Responses to p53 candidate peptides in C57BL/6-DR4 mice. a and c C57BL/6-DR4 mice were immunised with p53(29) or p53(63) peptide, and CD8-depleted splenocytes displayed no proliferative responses to the peptide whether tested after one or two in vitro peptide restimulations. b and d No cytokine production was observed in the splenocytes of mice immunised with p53(29) or p53(63) peptide. e CD8-depleted splenocytes of C57BL/6-DR4 mice immunised with p53(108) peptide, displayed peptide-specific proliferation; the HLA-DR restriction of the response was demonstrated by blockade with L243 antibody (data not shown). f IL-5 was produced by splenocytes of immunised mice in response to the p53(108) peptide, but not to the irrelevant peptide HA(307); no IFN-γ production to p53(108) peptide was observed in C57BL/6-DR4 mice (data not shown). Data presented are representative of two independent experiments for p53(29) peptide, three for p53(63) peptide and four for p53(108) peptide. ***p<0.001, unpaired Student’s t test.

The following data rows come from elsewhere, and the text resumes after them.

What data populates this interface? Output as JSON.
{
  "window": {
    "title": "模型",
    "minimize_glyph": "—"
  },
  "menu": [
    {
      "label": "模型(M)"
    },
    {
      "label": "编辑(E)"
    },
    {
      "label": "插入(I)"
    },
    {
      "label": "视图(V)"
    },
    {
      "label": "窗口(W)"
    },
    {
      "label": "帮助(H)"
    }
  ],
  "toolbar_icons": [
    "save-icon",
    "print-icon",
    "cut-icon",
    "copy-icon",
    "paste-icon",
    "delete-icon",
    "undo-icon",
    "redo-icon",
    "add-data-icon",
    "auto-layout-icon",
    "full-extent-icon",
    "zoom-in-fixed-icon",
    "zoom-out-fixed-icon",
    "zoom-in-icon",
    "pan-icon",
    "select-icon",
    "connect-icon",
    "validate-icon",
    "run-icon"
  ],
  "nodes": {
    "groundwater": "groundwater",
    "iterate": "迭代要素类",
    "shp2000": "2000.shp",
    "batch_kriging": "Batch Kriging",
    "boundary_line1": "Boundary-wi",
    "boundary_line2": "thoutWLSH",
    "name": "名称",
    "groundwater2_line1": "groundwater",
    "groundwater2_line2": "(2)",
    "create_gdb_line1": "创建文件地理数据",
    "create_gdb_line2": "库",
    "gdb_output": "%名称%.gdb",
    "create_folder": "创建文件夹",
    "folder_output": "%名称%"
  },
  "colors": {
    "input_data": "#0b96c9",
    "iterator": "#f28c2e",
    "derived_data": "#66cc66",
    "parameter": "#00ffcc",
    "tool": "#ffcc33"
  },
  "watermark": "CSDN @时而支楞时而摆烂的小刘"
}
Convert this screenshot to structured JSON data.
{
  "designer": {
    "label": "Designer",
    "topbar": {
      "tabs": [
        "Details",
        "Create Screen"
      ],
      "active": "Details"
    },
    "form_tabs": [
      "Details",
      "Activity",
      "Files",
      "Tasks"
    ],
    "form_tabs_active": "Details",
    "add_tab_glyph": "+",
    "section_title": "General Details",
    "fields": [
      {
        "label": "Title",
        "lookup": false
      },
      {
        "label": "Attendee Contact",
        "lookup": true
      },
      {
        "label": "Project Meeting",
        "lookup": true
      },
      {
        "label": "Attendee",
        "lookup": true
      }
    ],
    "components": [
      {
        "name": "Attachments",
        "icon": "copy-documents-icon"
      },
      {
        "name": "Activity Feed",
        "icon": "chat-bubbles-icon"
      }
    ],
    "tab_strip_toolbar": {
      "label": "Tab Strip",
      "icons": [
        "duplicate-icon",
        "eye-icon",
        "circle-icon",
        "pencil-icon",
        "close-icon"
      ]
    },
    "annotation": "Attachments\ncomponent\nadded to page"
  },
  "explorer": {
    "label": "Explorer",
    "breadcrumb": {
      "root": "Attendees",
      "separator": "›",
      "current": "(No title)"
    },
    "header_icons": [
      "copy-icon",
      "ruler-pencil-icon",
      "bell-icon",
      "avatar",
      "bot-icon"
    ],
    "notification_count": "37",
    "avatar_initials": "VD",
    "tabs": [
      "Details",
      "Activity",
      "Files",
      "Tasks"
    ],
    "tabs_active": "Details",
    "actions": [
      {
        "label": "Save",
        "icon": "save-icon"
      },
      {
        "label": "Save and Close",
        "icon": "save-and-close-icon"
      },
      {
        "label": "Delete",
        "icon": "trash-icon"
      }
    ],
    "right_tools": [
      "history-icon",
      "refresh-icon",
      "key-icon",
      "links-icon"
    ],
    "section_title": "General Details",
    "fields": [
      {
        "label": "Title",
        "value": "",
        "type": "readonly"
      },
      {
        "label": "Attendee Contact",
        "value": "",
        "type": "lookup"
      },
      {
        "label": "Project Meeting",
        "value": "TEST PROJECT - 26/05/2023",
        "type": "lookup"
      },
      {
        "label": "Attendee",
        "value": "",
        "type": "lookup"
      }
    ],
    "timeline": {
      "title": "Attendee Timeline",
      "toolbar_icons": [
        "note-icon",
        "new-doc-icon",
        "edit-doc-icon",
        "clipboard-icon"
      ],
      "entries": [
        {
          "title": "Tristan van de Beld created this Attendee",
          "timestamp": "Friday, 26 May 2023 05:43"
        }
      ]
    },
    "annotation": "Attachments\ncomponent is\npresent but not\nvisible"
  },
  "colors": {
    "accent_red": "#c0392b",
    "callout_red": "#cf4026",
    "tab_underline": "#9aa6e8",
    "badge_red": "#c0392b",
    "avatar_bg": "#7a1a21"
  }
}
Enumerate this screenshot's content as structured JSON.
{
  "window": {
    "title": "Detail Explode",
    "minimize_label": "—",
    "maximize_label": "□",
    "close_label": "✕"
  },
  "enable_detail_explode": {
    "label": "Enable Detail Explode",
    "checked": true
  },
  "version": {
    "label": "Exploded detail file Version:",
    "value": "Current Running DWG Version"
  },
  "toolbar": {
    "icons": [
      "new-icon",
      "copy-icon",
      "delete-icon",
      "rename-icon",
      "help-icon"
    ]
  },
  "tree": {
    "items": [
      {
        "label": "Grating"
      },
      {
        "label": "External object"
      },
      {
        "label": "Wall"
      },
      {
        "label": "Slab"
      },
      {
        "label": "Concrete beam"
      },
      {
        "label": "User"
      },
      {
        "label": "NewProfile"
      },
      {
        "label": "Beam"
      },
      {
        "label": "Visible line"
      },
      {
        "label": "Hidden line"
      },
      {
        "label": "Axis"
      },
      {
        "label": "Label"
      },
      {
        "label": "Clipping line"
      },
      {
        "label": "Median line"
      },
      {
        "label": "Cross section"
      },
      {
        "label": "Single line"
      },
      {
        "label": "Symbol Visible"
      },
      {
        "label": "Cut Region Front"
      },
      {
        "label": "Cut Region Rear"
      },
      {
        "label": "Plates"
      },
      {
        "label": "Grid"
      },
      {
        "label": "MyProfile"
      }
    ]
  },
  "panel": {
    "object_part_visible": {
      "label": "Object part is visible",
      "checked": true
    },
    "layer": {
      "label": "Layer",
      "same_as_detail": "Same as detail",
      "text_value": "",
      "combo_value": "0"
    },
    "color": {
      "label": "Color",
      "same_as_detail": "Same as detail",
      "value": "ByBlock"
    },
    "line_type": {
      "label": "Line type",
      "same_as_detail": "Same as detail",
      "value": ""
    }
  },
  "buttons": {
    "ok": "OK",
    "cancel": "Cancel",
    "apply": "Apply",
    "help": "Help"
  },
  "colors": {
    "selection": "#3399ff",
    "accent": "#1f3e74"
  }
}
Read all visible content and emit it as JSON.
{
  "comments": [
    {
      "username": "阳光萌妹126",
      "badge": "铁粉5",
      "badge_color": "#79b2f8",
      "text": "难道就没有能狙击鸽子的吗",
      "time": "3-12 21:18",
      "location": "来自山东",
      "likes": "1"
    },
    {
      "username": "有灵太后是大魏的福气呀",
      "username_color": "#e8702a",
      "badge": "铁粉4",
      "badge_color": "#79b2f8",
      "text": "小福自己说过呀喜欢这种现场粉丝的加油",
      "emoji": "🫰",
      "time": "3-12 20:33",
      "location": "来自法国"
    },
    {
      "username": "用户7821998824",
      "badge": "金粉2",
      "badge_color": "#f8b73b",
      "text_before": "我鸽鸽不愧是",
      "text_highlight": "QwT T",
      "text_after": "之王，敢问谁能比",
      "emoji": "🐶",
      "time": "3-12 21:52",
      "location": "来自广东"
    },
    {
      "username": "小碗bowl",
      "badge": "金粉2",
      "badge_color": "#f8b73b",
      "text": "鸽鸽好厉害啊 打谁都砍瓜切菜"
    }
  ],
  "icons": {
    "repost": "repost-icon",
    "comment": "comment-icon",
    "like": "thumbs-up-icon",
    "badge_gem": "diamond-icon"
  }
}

p53(108) Peptide is naturally processed
The splenocytes of mice immunised with p53(108) peptide respond to p53+ tumour cell lysate but not p53− tumour cell lysate
FVB/N-DR1 mice were immunised with p53(108) peptide as described previously and restimulated twice with peptide-pulsed mitomycin C–treated naïve syngeneic splenocytes. Proliferative responses and cytokine production to the peptide and to p53+ tumour cell lysate were then assessed by coculture with BM-DCs pulsed with the relevant peptide p53(108) and an irrelevant peptide HA(307), and also with the cell lysate of the p53− osteosarcoma cell line SaOs-2 transfected with the full length p53 cDNA bearing a point mutation in position 273 R→H (SaOs-2/273) or transfected with the transfection vector alone (SaOs-2/v) [16]. Expression of p53 protein in SaOs-2/273 cells but not in SaOs-2/v cells was confirmed by Western blotting (Fig. 4a) and flow cytometry (data not shown). As expected, splenocytes responded to p53(108) peptide by proliferation and IL-5 secretion (Fig. 4b, c). It was also demonstrated that these responses were HLA-DR restricted (data not shown). In two independent experiments, splenocytes cultured in presence of DCs fed with p53+ cell lysate demonstrated increased proliferation and IL-5 production when compared with the cocultures of DCs fed with p53− cell lysate (Fig. 4b, c). These data suggested that BM-DCs naturally presented p53(108) peptide onto HLA-DR molecules on the cell surface following antigen processing.
Fig. 4.
Responses of p53(108) peptide–immunised FVB/N-DR1 mice to p53+ tumour cell lysate. SaOs-2/273 have been transfected with p53 bearing the point mutation R→H in position 273, whereas SaOs-2/v have been transfected with the empty vector. a Western blot analysis of the lysate demonstrated that SaOs-2/273 expressed p53 protein, whereas SaOs-2/v showed no detectable level of p53 protein. Following two in vitro restimulations with p53(108) peptide, proliferative responses (b) and IL-5 production (c) were assessed on CD8-depleted splenocytes from peptide-immunised mice. As expected, peptide-specific proliferation and IL-5 production were increased when splenocytes were cocultured with BM-DCs pulsed with the relevant peptide p53(108). Proliferation of DCs was below 300 cpm, and no IL-5 secretion was detected in cultures of DCs alone (data not shown). Proliferation and IL-5 production were also increased in the cocultures of CD8-depleted splenocytes with DCs fed with the p53+ tumour cell lysate from SaOs-2/273, when compared with cocultures with DCs fed with the p53− tumour cell lysate from SaOs-2/v. Data presented are representative of two independent experiments. **p<0.01, unpaired Student’s t test.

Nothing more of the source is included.